The first paragraph of Article 223 of the Labor Code, as amended by R.A. 6715, provides:

ART. 223. Appeal.— Decisions, awards, or orders of the Labor Arbiter are final and executory unless appealed to the Commission by any or both parties within ten (10) calendar days from receipt of such decisions, awards, or orders. Such appeal may be entertained only on any of the following grounds: 

(a) If there is prima facie evidence of abuse of discretion on the part of the Labor Arbiter; 

(b) If the decision, order or award was secured through fraud or coercion, including graft and corruption; 

(c) If made purely on questions of law; and 

(d) If serious errors in the findings of facts are raised which would cause grave or irreparable damage or injury to the appellant.

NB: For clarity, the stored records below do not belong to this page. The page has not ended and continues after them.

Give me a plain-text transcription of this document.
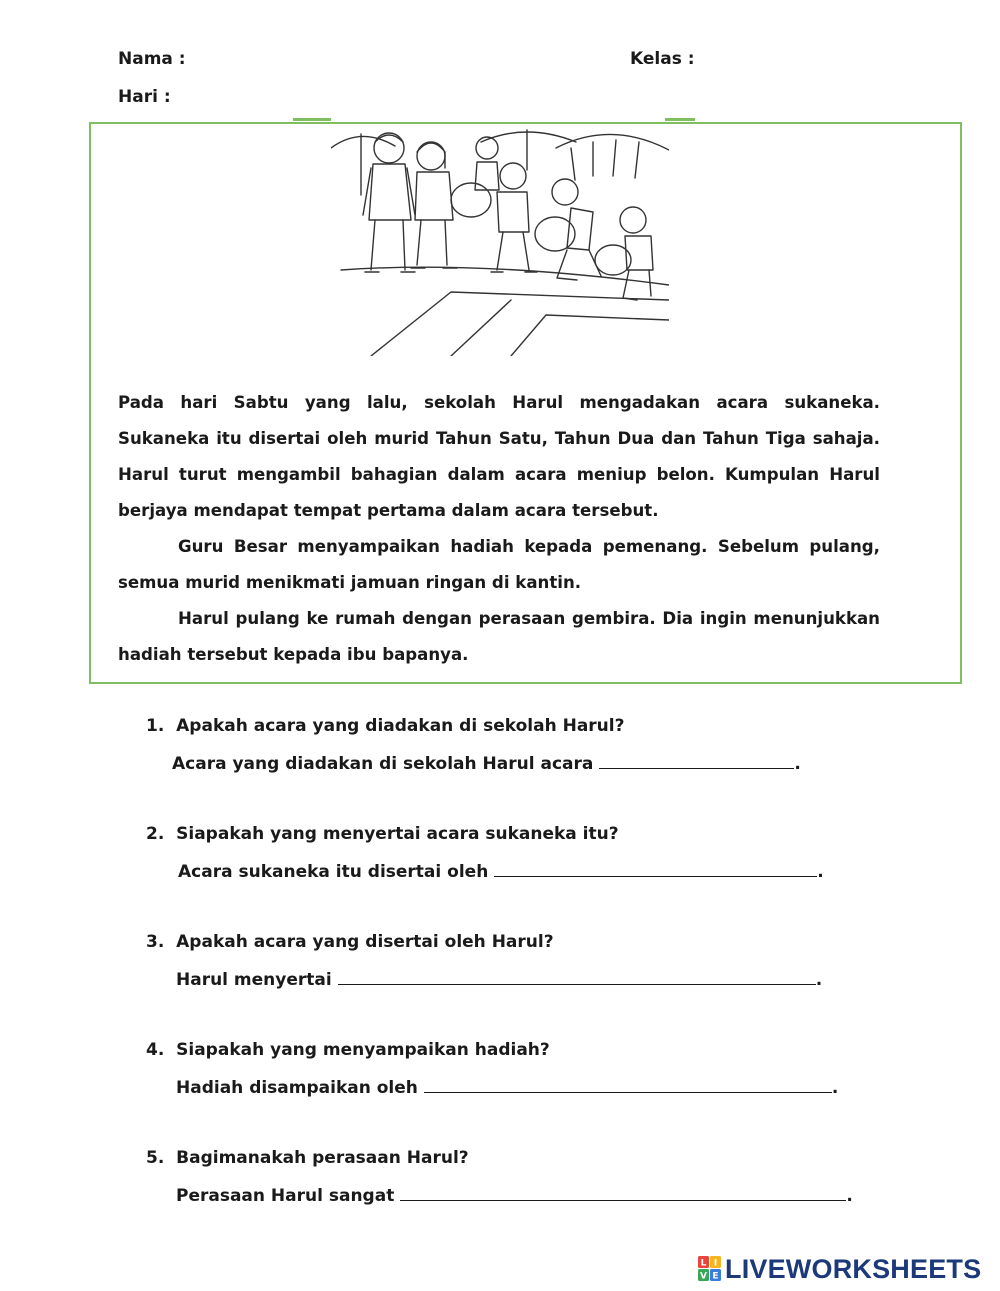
Nama :	Kelas :
Hari :

Pada hari Sabtu yang lalu, sekolah Harul mengadakan acara sukaneka. Sukaneka itu disertai oleh murid Tahun Satu, Tahun Dua dan Tahun Tiga sahaja. Harul turut mengambil bahagian dalam acara meniup belon. Kumpulan Harul berjaya mendapat tempat pertama dalam acara tersebut.

Guru Besar menyampaikan hadiah kepada pemenang. Sebelum pulang, semua murid menikmati jamuan ringan di kantin.

Harul pulang ke rumah dengan perasaan gembira. Dia ingin menunjukkan hadiah tersebut kepada ibu bapanya.

1. Apakah acara yang diadakan di sekolah Harul?
Acara yang diadakan di sekolah Harul acara	.
2. Siapakah yang menyertai acara sukaneka itu?
Acara sukaneka itu disertai oleh	.
3. Apakah acara yang disertai oleh Harul?
Harul menyertai	.
4. Siapakah yang menyampaikan hadiah?
Hadiah disampaikan oleh	.
5. Bagimanakah perasaan Harul?
Perasaan Harul sangat	.
L I
V E LIVEWORKSHEETS
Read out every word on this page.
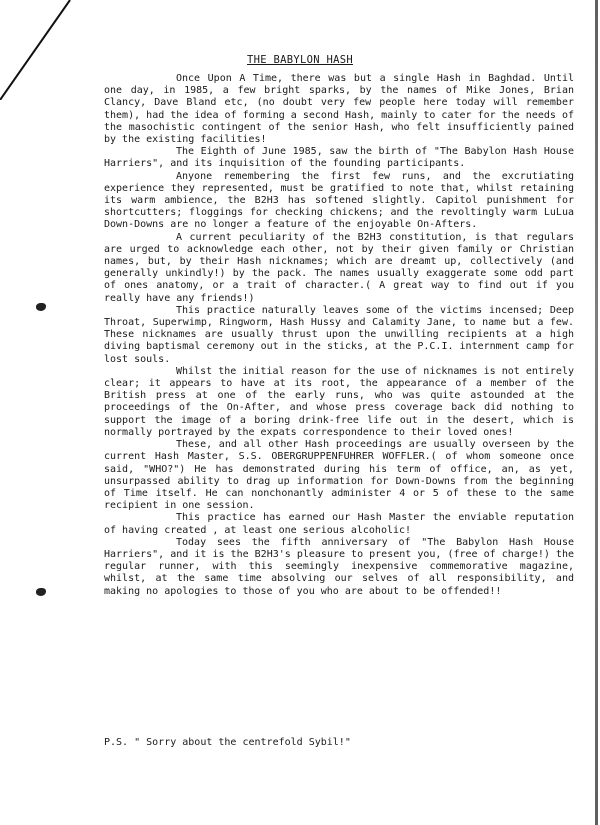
THE BABYLON HASH

Once Upon A Time, there was but a single Hash in Baghdad. Until one day, in 1985, a few bright sparks, by the names of Mike Jones, Brian Clancy, Dave Bland etc, (no doubt very few people here today will remember them), had the idea of forming a second Hash, mainly to cater for the needs of the masochistic contingent of the senior Hash, who felt insufficiently pained by the existing facilities!

The Eighth of June 1985, saw the birth of "The Babylon Hash House Harriers", and its inquisition of the founding participants.

Anyone remembering the first few runs, and the excrutiating experience they represented, must be gratified to note that, whilst retaining its warm ambience, the B2H3 has softened slightly. Capitol punishment for shortcutters; floggings for checking chickens; and the revoltingly warm LuLua Down-Downs are no longer a feature of the enjoyable On-Afters.

A current peculiarity of the B2H3 constitution, is that regulars are urged to acknowledge each other, not by their given family or Christian names, but, by their Hash nicknames; which are dreamt up, collectively (and generally unkindly!) by the pack. The names usually exaggerate some odd part of ones anatomy, or a trait of character.( A great way to find out if you really have any friends!)

This practice naturally leaves some of the victims incensed; Deep Throat, Superwimp, Ringworm, Hash Hussy and Calamity Jane, to name but a few. These nicknames are usually thrust upon the unwilling recipients at a high diving baptismal ceremony out in the sticks, at the P.C.I. internment camp for lost souls.

Whilst the initial reason for the use of nicknames is not entirely clear; it appears to have at its root, the appearance of a member of the British press at one of the early runs, who was quite astounded at the proceedings of the On-After, and whose press coverage back did nothing to support the image of a boring drink-free life out in the desert, which is normally portrayed by the expats correspondence to their loved ones!

These, and all other Hash proceedings are usually overseen by the current Hash Master, S.S. OBERGRUPPENFUHRER WOFFLER.( of whom someone once said, "WHO?") He has demonstrated during his term of office, an, as yet, unsurpassed ability to drag up information for Down-Downs from the beginning of Time itself. He can nonchonantly administer 4 or 5 of these to the same recipient in one session.

This practice has earned our Hash Master the enviable reputation of having created , at least one serious alcoholic!

Today sees the fifth anniversary of "The Babylon Hash House Harriers", and it is the B2H3's pleasure to present you, (free of charge!) the regular runner, with this seemingly inexpensive commemorative magazine, whilst, at the same time absolving our selves of all responsibility, and making no apologies to those of you who are about to be offended!!

P.S. " Sorry about the centrefold Sybil!"
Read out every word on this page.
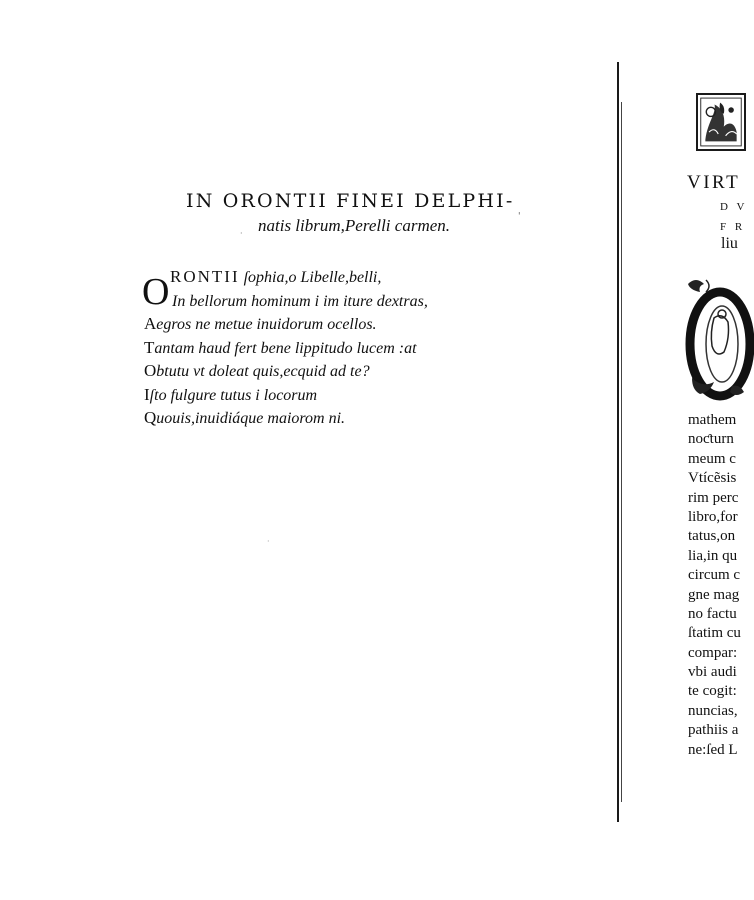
IN ORONTII FINEI DELPHI-
natis librum,Perelli carmen.	'
·
·
O RONTII ſophia,o Libelle,belli,
In bellorum hominum i im iture dextras,
Aegros ne metue inuidorum ocellos.
Tantam haud fert bene lippitudo lucem :at
Obtutu vt doleat quis,ecquid ad te?
Iſto fulgure tutus i locorum
Quouis,inuidiáque maiorom ni.
VIRT
D V
F R
liu
mathem
noƈturn
meum c
Vtícẽsis
rim perc
libro,for
tatus,on
lia,in qu
circum c
gne mag
no factu
ſtatim cu
compar:
vbi audi
te cogit:
nuncias,
pathiis a
ne:ſed L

Similarly, Section 3(a), Rule VI of the New Rules of Procedure of the NLRC provides:

Section 3. Requisites for Perfection of Appeal.— (a) The appeal shall be filed within the reglementary period as provided in Section 1 of this Rule; shall be under oath with proof of payment of the required appeal fee and the posting of a cash or surety bond as provided in Section 5 of this Rule; shall be accompanied by a memorandum of appeal which shall state the grounds relied upon and the arguments in support thereof; the relief prayed for; and a statement of the date when the appellant received the appealed decision, order or award and proof of service on the other party of such appeal. 

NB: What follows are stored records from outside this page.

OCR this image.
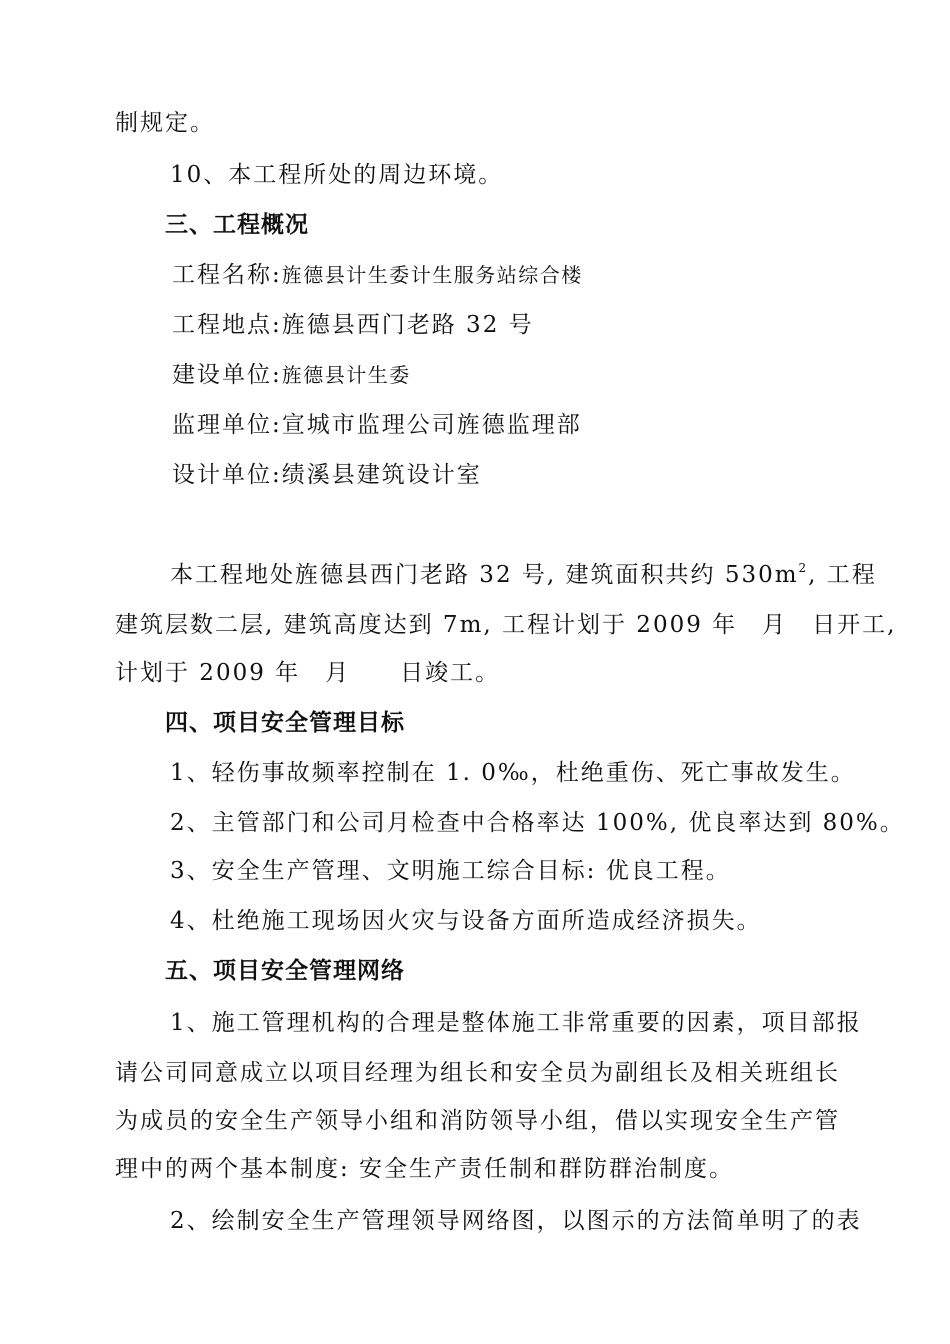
制规定。
10、本工程所处的周边环境。
三、工程概况
工程名称:旌德县计生委计生服务站综合楼
工程地点:旌德县西门老路 32 号
建设单位:旌德县计生委
监理单位:宣城市监理公司旌德监理部
设计单位:绩溪县建筑设计室
本工程地处旌德县西门老路 32 号, 建筑面积共约 $530m^2$, 工程
建筑层数二层, 建筑高度达到 7m, 工程计划于 2009 年　月　日开工,
计划于 2009 年　月　　日竣工。
四、项目安全管理目标
1、轻伤事故频率控制在 1. 0‰，杜绝重伤、死亡事故发生。
2、主管部门和公司月检查中合格率达 100%, 优良率达到 80%。
3、安全生产管理、文明施工综合目标: 优良工程。
4、杜绝施工现场因火灾与设备方面所造成经济损失。
五、项目安全管理网络
1、施工管理机构的合理是整体施工非常重要的因素，项目部报
请公司同意成立以项目经理为组长和安全员为副组长及相关班组长
为成员的安全生产领导小组和消防领导小组，借以实现安全生产管
理中的两个基本制度: 安全生产责任制和群防群治制度。
2、绘制安全生产管理领导网络图，以图示的方法简单明了的表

A mere notice of appeal without complying with the other requisites aforestated shall not stop the running of the period for perfecting an appeal.

Clearly therefore, the perfection of an appeal in the manner and within the period prescribed by law is not only mandatory but also jurisdictional.[6] Failure to conform with the rules regarding appeal will certainly render the judgment final and executory, hence, unappealable.

In the case at bar, records bear out that private respondent did not comply with the foregoing mandatory rules on appeals. After receiving a copy of the decision, private respondent through its president, wrote the labor arbiter who rendered the decision and expressed dismay over the judgment. No appeal was taken therefrom within ten (10) days from September 10, 1992, the date private respondent received a copy of such judgment. Neither was a cash or surety bond posted by the private respondent. For even assuming for the sake of argument that the letter is a valid notice of appeal, the lack of a cash or surety bond is fatal to the appeal. The judgment in question involves a monetary award, and in cases where the judgment involves a monetary award, the second paragraph of Article 223 of the Labor Code, as amended by R.A. 6715, provides that the appeal by the employer may be perfected only upon the posting of a cash or surety bond issued by a reputable bonding company duly accredited by the NLRC in the amount equivalent to the monetary award in the judgment appealed from.

Clearly, respondent NLRC committed grave abuse of discretion and lack of jurisdiction in treating the letter of private respondent’s president as an appeal from the judgment of the labor arbiter. In the words of the Solicitor General in his comment, the foregoing observations were summed up as follows:

The plain letter sent by private respondent to Labor Arbiter Nieves de Castro is certainly not a notice of appeal. The letter was not under oath, let alone accompanied by a memorandum of appeal. It was nothing more than an expression of disappointment over what was perceived as an appalling judgment of Labor Arbiter de Castro. It did not even seek any affirmative relief. Worse, there is no indication that petitioner was furnished with a copy of said letter. Likewise, there was no proof that the required appeal fee and cash or surety bond was paid and/or posted at the time the letter was received by the Labor Arbiter. The statutory provision regarding an appeal instituted before NLRC uses the word ‘shall’ which indicates that the requirements therein recited are mandatory, and non-observance thereof is fatal to one’s cause. These requirements, being mandatory in character, cannot be waived. Thus, NLRC’s ruling that private respondent’s letter be treated as a notice of appeal is invalid. It is contrary to law. Indeed, for private respondent’s failure to comply with the mandatory requirements of a valid appeal, the Labor Arbiter’s Decision has attained finality. Nothing more can be done to revive or reopen the proceedings a quo. The Labor Arbiter, therefore correctly acted in granting a writ of execution.[7]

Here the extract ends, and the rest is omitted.